The base-p digit of n at index i.

Equations
Instances For
    theorem Egrs75.RepairPaperfaithful.lowDigits_iff_digitAt {p n : } (hp : 2 p) :
    LowDigits p n ∀ (i : ), digitAt p i n (p - 1) / 2

    LowDigits p n iff every indexed base-p digit is ≤ (p-1)/2. Out-of-range indices give digit 0 ≤ (p-1)/2, so the quantifier is over all i.

    Digit-at-index of a disjoint base-p sum u + p^k * h #

    theorem Egrs75.RepairPaperfaithful.digitAt_add_low {p : } (hp : 1 p) {k u h i : } (hik : i < k) :
    digitAt p i (u + p ^ k * h) = digitAt p i u

    For i < k, the index-i base-p digit of u + p^k * h is the digit of u (the high block p^k * h contributes nothing below index k).

    theorem Egrs75.RepairPaperfaithful.digitAt_add_high {p k u h i : } (hu : u < p ^ k) (hki : k i) :
    digitAt p i (u + p ^ k * h) = digitAt p (i - k) h

    For k ≤ i and u < p^k, the index-i base-p digit of u + p^k * h is the index-(i-k) digit of h (the low block u is below p^k, so it does not reach index i ≥ k).

    Base-p safety (KERNEL-CLEAN) #

    The EGRS correction U is LowDigits p and lies strictly below p^k, where p^k bounds the low (all-zero) base-p block of n.

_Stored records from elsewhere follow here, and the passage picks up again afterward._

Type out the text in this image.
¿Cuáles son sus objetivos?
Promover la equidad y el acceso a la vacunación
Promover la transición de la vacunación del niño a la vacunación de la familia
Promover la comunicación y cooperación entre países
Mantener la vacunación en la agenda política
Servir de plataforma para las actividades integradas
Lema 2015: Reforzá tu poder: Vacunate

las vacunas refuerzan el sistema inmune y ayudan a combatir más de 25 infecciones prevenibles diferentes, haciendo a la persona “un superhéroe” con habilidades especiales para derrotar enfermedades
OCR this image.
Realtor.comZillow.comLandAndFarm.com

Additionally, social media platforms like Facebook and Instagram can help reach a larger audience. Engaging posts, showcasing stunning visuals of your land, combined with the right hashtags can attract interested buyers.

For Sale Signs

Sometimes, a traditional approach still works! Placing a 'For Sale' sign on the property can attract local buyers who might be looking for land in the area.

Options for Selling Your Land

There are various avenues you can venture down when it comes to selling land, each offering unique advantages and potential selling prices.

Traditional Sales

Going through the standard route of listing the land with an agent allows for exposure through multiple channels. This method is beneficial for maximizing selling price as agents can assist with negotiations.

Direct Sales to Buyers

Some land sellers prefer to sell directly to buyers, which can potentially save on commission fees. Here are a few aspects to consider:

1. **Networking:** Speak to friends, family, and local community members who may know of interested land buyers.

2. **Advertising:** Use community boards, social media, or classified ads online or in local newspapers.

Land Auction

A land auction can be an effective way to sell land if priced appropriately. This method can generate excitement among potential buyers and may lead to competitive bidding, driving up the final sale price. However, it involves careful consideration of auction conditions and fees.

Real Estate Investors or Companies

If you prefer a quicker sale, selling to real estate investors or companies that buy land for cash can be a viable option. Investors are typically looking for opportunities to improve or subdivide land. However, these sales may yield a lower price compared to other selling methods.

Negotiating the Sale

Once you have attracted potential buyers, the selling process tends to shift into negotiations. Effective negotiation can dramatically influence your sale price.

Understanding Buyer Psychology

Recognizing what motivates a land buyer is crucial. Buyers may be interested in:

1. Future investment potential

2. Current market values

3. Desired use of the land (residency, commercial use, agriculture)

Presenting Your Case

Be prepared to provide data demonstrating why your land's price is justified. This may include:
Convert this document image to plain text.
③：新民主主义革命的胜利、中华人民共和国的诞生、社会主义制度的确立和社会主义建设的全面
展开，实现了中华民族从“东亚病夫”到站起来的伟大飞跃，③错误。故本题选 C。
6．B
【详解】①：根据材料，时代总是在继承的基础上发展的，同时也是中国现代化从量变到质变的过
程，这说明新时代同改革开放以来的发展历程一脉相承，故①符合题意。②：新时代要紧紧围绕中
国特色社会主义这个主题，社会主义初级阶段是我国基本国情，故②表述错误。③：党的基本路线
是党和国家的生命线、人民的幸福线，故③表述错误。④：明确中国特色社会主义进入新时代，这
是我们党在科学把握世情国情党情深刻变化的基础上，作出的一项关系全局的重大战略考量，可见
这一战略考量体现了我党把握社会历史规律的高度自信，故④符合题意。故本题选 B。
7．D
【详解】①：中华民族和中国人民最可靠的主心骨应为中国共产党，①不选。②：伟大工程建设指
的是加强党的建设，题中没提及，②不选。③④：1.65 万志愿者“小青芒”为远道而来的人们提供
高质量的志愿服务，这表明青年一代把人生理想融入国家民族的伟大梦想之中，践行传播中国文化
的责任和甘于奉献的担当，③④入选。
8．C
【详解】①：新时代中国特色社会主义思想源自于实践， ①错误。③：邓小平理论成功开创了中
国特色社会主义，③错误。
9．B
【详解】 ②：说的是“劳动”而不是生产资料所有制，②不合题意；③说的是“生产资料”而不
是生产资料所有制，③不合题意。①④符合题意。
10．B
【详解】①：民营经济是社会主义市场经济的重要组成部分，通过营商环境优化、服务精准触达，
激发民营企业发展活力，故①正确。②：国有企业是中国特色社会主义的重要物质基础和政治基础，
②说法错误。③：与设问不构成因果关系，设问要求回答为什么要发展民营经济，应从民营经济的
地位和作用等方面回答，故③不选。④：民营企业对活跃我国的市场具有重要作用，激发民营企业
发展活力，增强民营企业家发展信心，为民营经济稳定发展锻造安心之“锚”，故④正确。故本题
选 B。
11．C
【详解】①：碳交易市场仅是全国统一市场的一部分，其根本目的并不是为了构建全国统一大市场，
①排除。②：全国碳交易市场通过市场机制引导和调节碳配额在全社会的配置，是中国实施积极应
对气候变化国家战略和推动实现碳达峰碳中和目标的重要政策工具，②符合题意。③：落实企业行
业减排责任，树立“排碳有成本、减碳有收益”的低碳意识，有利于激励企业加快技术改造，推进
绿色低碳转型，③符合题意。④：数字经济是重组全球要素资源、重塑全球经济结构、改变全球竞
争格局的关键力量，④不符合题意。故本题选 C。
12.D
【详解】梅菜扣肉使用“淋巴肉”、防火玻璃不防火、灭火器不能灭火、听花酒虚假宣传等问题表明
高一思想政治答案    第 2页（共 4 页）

Adding it keeps LowDigits p.

    theorem Egrs75.RepairPaperfaithful.lowDigits_add_disjoint {p : } (hp : 2 p) {k u h : } (hu : u < p ^ k) (hlu : LowDigits p u) (hlh : LowDigits p h) :
    LowDigits p (u + p ^ k * h)

    Base-p safety. If u < p ^ k, LowDigits p u, and LowDigits p h, then LowDigits p (u + p ^ k * h): the digit at each index is either a digit of u (index < k) or a digit of h (index ≥ k), all ≤ (p-1)/2. KERNEL-CLEAN.

    Base-q side: the oversized-digit count and the highest bad index #

    badCountQ q n is 0 iff LowDigits q n (badCountQ_eq_zero_iff_lowDigits, imported clean). A positive count means there is at least one oversized base-q digit; we extract the highest such index, which is where the EGRS repair acts.

    A base-q digit of n is "bad" if it exceeds (q-1)/2.

    Equations
    Instances For
      theorem Egrs75.RepairPaperfaithful.exists_highest_bad {q n : } (hq : 2 q) (hbad : 0 < LeafInduction.badCountQ q n) :
      ∃ (j : ), BadAt q j n ∀ (i : ), BadAt q i ni j

      If badCountQ q n > 0 then some base-q digit index is bad, and there is a greatest such index. (Bad indices are bounded by the length of the digit list, so the nonempty bounded set of bad indices has a maximum.) KERNEL-CLEAN.

      The EGRS base-q carry-control core (THE ONE LABELLED sorry) #

      Everything above is kernel-clean. The remaining content is the genuinely hard EGRS75 digit-repair construction (Math. Comp. 29 (1975), pp.84-86, the proof of the Lemma feeding their Theorem 1), specialized to A = (p-1)/2, B = (q-1)/2 (the κ₁ = κ₂ = 1/2 equality case, where the side condition A/(p-1) + B/(q-1) = 1 holds at equality and condition (3) is the zero-slack two-sided squeeze ((p-1)/A)·x ≤ q^i − 1 < p^m − 1).

      WHY THIS IS THE IRREDUCIBLE RESIDUAL (not a place a smaller honest sorry fits):

      Bloom–Croot (arXiv:2509.02835, §1) defer this VERBATIM: "It is not immediately obvious … that one can remove a large base-q digit without creating large base-p digits. That this is always possible is proved using elementary number theory in [EGRS75] (and makes essential use of the condition (3))." Mathlib packages neither this argument nor the effective equidistribution an analytic proof would need.

      The statement below is exactly repair_step (TRUE — it is a step of the known 1975 theorem). The proof extracts the highest oversized base-q index (kernel-clean, exists_highest_bad) to mark where the EGRS construction acts, then leaves the carry-controlled clearing as the single labelled sorry.